DeVos also mentioned the need for more technology in education, a main focus of the summit also highlighted by several other speakers there.

"I’ve enjoyed seeing how technology has been used in a variety of settings to date, but I’m pretty confident we have not yet realized the full range of technology’s power and ability to help students learn,” DeVos said. "I only have to look at my own grandchildren to see how powerful technology is and to note that there are more and more ways that they are learning through technology than I would have ever dreamt possible even a handful of years ago.”

While technology has become a powerful weapon in education, many of the speakers at ASU+GSV acknowledged a growing tech education gap that has become a problem, not just nationwide, but especially here in Utah where the tech scene continues to grow faster than schools are able to prepare students to enter a booming tech hub.

Secretary of Education DeVos will address attendees of ASU GSV summit in 8 min pic.twitter.com/rr1YQTZnby — Liesl Nielsen (@liesl_nielsen) May 9, 2017

Aaron Skonnard, CEO of [Pluralsight](https://www.pluralsight.com/) (a Utah tech unicorn that offers online trainings for professionals), spoke at the summit, along with fellow tech unicorn leaders [Domo](https://www.domo.com/)’s Josh James and [Qualtrics](https://www.qualtrics.com/)’ Ryan Smith. Skonnard emphasized the growing tech education gap in Utah and offered a few suggestive solutions.

“There’re thousands of tech-related and especially computer science-related jobs that can’t be filled,” Skonnard said in an exclusive interview with KSL. “The number of new jobs that need to be filled are outpacing the number of new people universities are producing with those skills. So fundamentally, the issue is grounded in the fact that the technology landscape and the demand to learn new things is moving faster than our ability to learn them.”

This gap in tech education is one of the top two or three issues for every corporate boardroom across the country, according to Skonnard, and leaders of Utah tech companies especially are concerned about where they will find workers skilled enough to carry their company in the direction they see it going.


The number of new jobs that need to be filled are outpacing the number of new people universities are producing with those skills.

–Aaron Skonnard, CEO of Pluralsight


“What we need to be doing is using technology to fundamentally disrupt and evolve the way we learn these things and the way we learn technology skills, so it’s a bit circular,” Skonnard said. “Pluralsight is fundamentally focused on using technology to change the way we learn technology by creating a platform that’s accessible, that allows people to learn at their own pace, that assesses where their skills are today … and then builds individualized learning paths for them.”

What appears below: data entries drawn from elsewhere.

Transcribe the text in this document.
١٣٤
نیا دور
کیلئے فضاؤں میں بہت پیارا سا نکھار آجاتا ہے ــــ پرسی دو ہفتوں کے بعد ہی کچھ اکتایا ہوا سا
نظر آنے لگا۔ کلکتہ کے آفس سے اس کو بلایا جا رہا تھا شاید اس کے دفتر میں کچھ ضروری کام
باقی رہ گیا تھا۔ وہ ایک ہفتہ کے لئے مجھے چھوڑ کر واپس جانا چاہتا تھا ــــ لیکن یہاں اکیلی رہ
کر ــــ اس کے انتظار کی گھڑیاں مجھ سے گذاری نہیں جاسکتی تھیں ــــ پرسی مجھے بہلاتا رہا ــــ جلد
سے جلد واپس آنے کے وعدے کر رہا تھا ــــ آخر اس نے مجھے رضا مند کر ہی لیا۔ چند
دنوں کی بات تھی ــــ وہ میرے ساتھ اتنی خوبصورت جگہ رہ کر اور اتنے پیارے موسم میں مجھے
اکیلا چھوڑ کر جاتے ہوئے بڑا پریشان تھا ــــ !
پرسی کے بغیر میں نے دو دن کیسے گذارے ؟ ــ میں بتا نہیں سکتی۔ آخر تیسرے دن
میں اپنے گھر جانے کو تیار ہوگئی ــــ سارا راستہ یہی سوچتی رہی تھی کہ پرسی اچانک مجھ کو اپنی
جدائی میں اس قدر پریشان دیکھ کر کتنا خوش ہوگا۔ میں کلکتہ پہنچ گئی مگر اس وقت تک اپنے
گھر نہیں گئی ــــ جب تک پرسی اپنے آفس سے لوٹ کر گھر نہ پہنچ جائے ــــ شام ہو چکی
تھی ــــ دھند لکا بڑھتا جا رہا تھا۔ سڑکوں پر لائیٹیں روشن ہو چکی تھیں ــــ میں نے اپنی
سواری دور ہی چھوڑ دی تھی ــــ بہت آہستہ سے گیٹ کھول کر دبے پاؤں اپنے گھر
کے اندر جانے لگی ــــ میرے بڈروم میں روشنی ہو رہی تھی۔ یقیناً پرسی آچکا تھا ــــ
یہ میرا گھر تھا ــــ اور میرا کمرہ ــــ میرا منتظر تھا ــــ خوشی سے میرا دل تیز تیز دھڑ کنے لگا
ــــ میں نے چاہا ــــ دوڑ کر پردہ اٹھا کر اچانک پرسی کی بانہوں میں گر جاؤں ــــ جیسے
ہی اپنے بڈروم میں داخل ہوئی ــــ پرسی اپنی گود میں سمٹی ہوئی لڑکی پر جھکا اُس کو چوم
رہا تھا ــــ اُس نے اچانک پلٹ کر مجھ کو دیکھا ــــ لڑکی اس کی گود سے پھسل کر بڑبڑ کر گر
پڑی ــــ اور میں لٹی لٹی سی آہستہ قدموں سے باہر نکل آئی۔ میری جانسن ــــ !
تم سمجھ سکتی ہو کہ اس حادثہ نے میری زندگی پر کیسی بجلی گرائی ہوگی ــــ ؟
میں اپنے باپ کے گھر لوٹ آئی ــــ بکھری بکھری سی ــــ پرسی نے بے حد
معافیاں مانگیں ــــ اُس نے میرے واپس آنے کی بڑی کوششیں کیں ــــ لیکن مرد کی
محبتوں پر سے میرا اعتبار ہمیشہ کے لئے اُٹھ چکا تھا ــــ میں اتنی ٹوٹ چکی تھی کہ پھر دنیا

Chicago resident Phyllis Lockett, CEO of Leap Innovations and speaker at ASU+GSV, also emphasized the importance of individualized learning paths, explaining her own organization’s efforts to offer those opportunities to students throughout schools in inner-city Chicago.

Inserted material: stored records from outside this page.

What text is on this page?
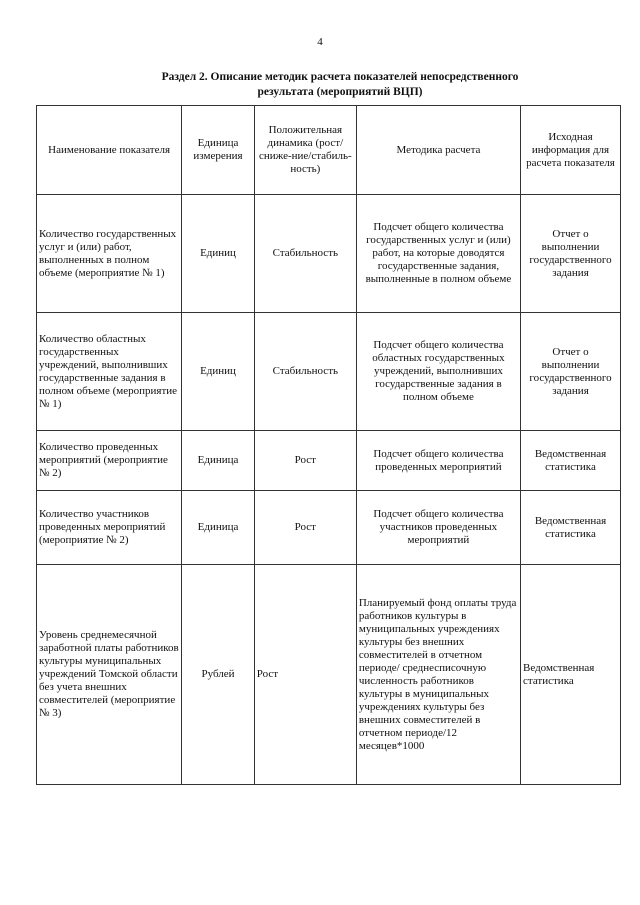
4
Раздел 2. Описание методик расчета показателей непосредственного
результата (мероприятий ВЦП)
Наименование показателя	Единица измерения	Положительная динамика (рост/сниже-ние/стабиль-ность)	Методика расчета	Исходная информация для расчета показателя
Количество государственных услуг и (или) работ, выполненных в полном объеме (мероприятие № 1)	Единиц	Стабильность	Подсчет общего количества государственных услуг и (или) работ, на которые доводятся государственные задания, выполненные в полном объеме	Отчет о выполнении государственного задания
Количество областных государственных учреждений, выполнивших государственные задания в полном объеме (мероприятие № 1)	Единиц	Стабильность	Подсчет общего количества областных государственных учреждений, выполнивших государственные задания в полном объеме	Отчет о выполнении государственного задания
Количество проведенных мероприятий (мероприятие № 2)	Единица	Рост	Подсчет общего количества проведенных мероприятий	Ведомственная статистика
Количество участников проведенных мероприятий (мероприятие № 2)	Единица	Рост	Подсчет общего количества участников проведенных мероприятий	Ведомственная статистика
Уровень среднемесячной заработной платы работников культуры муниципальных учреждений Томской области без учета внешних совместителей (мероприятие № 3)	Рублей	Рост	Планируемый фонд оплаты труда работников культуры в муниципальных учреждениях культуры без внешних совместителей в отчетном периоде/ среднесписочную численность работников культуры в муниципальных учреждениях культуры без внешних совместителей в отчетном периоде/12 месяцев*1000	Ведомственная статистика
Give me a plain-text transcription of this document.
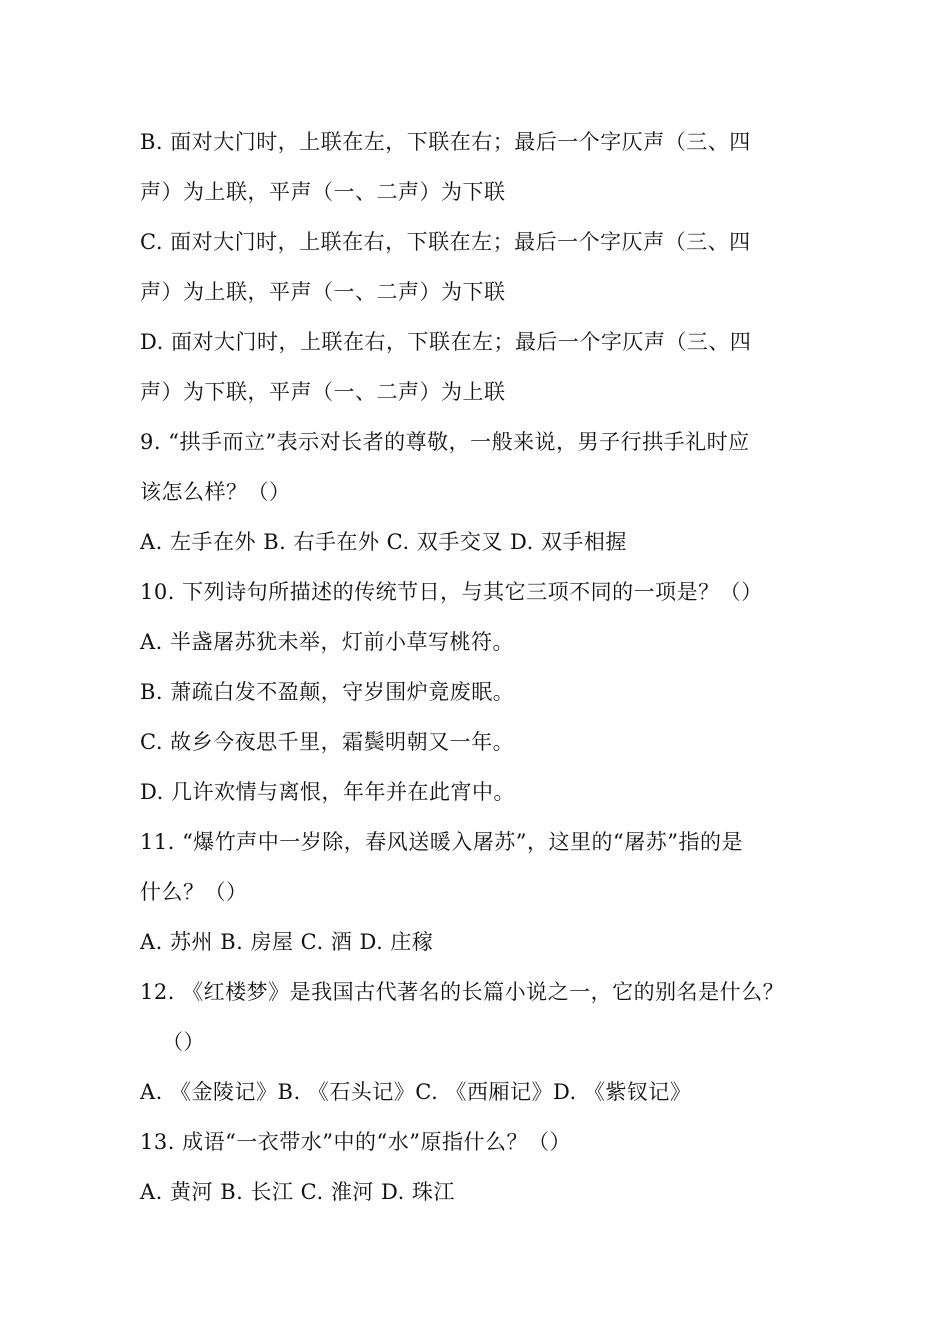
B. 面对大门时，上联在左，下联在右；最后一个字仄声（三、四
声）为上联，平声（一、二声）为下联
C. 面对大门时，上联在右，下联在左；最后一个字仄声（三、四
声）为上联，平声（一、二声）为下联
D. 面对大门时，上联在右，下联在左；最后一个字仄声（三、四
声）为下联，平声（一、二声）为上联
9. “拱手而立”表示对长者的尊敬，一般来说，男子行拱手礼时应
该怎么样？（）
A. 左手在外 B. 右手在外 C. 双手交叉 D. 双手相握
10. 下列诗句所描述的传统节日，与其它三项不同的一项是？（）
A. 半盏屠苏犹未举，灯前小草写桃符。
B. 萧疏白发不盈颠，守岁围炉竟废眠。
C. 故乡今夜思千里，霜鬓明朝又一年。
D. 几许欢情与离恨，年年并在此宵中。
11. “爆竹声中一岁除，春风送暖入屠苏”，这里的“屠苏”指的是
什么？（）
A. 苏州 B. 房屋 C. 酒 D. 庄稼
12. 《红楼梦》是我国古代著名的长篇小说之一，它的别名是什么？
（）
A. 《金陵记》B. 《石头记》C. 《西厢记》D. 《紫钗记》
13. 成语“一衣带水”中的“水”原指什么？（）
A. 黄河 B. 长江 C. 淮河 D. 珠江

Leap Innovations, a non-profit organization based in Chicago, offers schools the opportunity to implement certain technologies in the classroom, allowing teachers to work more efficiently with students and understand their individual needs better.

“There's one school … that basically had about 100 suspensions the year before we came in. After our program … there were about six. … I know these are not the same kids as before,” Lockett said in an interview with KSL.

Though Lockett agreed that the classroom needs technology to keep up with a changing world, she also acknowledged the importance of correct implementation.

“Just putting technology in a classroom is not sufficient. You really need a tailored learning approach for students in order for the technology to do what it’s going to do.”